Est le jour de pénitence;
Et lorsqu’un Anglais se pend
Se pend, se pend,
C’est un dimanche qu’il prend;
A Paris, le dimanche on danse.
Vive la France!”
Our poet’s range of subject was remarkable—high philosophy, discussed with smiling raillery; curious life-contrasts, like that of his wife being a popular dancer and his sister a nun; charades, dialogues, charming and pathetic little word-pictures like “La Neige,” a “Bacchic” song on “The End of the World,” and so forth, nothing seemed to come amiss that could be turned into song. Throughout his varied work there runs a consistent strain of Gallic gaiety—itself a form of bravery; and if his Muse has not the hard, biting intensity of a Villon, nor the lofty rhetoric of a Victor Hugo, it manages to keep a middle course of sanity and pleasantry with invariable success and an infallible though limited appeal.
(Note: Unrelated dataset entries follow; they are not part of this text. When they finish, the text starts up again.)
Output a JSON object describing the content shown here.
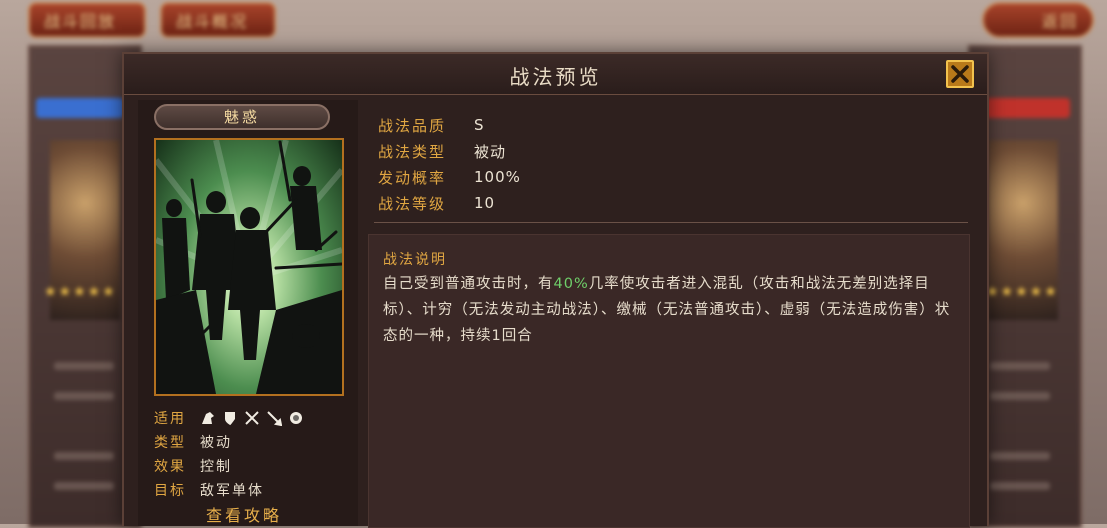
{
  "background": {
    "tabs": [
      "战斗回放",
      "战斗概况",
      "返回"
    ]
  },
  "dialog": {
    "title": "战法预览",
    "tactic_name": "魅惑",
    "info": [
      {
        "key": "适用",
        "icons": [
          "cavalry-icon",
          "shield-icon",
          "crossed-swords-icon",
          "spear-icon",
          "siege-icon"
        ]
      },
      {
        "key": "类型",
        "value": "被动"
      },
      {
        "key": "效果",
        "value": "控制"
      },
      {
        "key": "目标",
        "value": "敌军单体"
      }
    ],
    "strategy_link": "查看攻略",
    "stats": [
      {
        "key": "战法品质",
        "value": "S"
      },
      {
        "key": "战法类型",
        "value": "被动"
      },
      {
        "key": "发动概率",
        "value": "100%"
      },
      {
        "key": "战法等级",
        "value": "10"
      }
    ],
    "description": {
      "title": "战法说明",
      "before": "自己受到普通攻击时，有",
      "highlight": "40%",
      "after": "几率使攻击者进入混乱（攻击和战法无差别选择目标）、计穷（无法发动主动战法）、缴械（无法普通攻击）、虚弱（无法造成伤害）状态的一种，持续1回合"
    }
  },
  "colors": {
    "accent": "#e0a642",
    "highlight": "#6fcf6a",
    "close_button": "#b8791a"
  }
}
Among his many ingenious poems are two of special interest to stage-folk of all time, one “Le Langage des Mains,” Chanson Pantomime, the other “Le Langage des Yeux”; both of which require to be illustrated by the actor who sings them and emphasise the need of facial and manual expression. As he truly says:
“Le comédien ou l’orateur,
Sans mains, serait un corps sans âme.”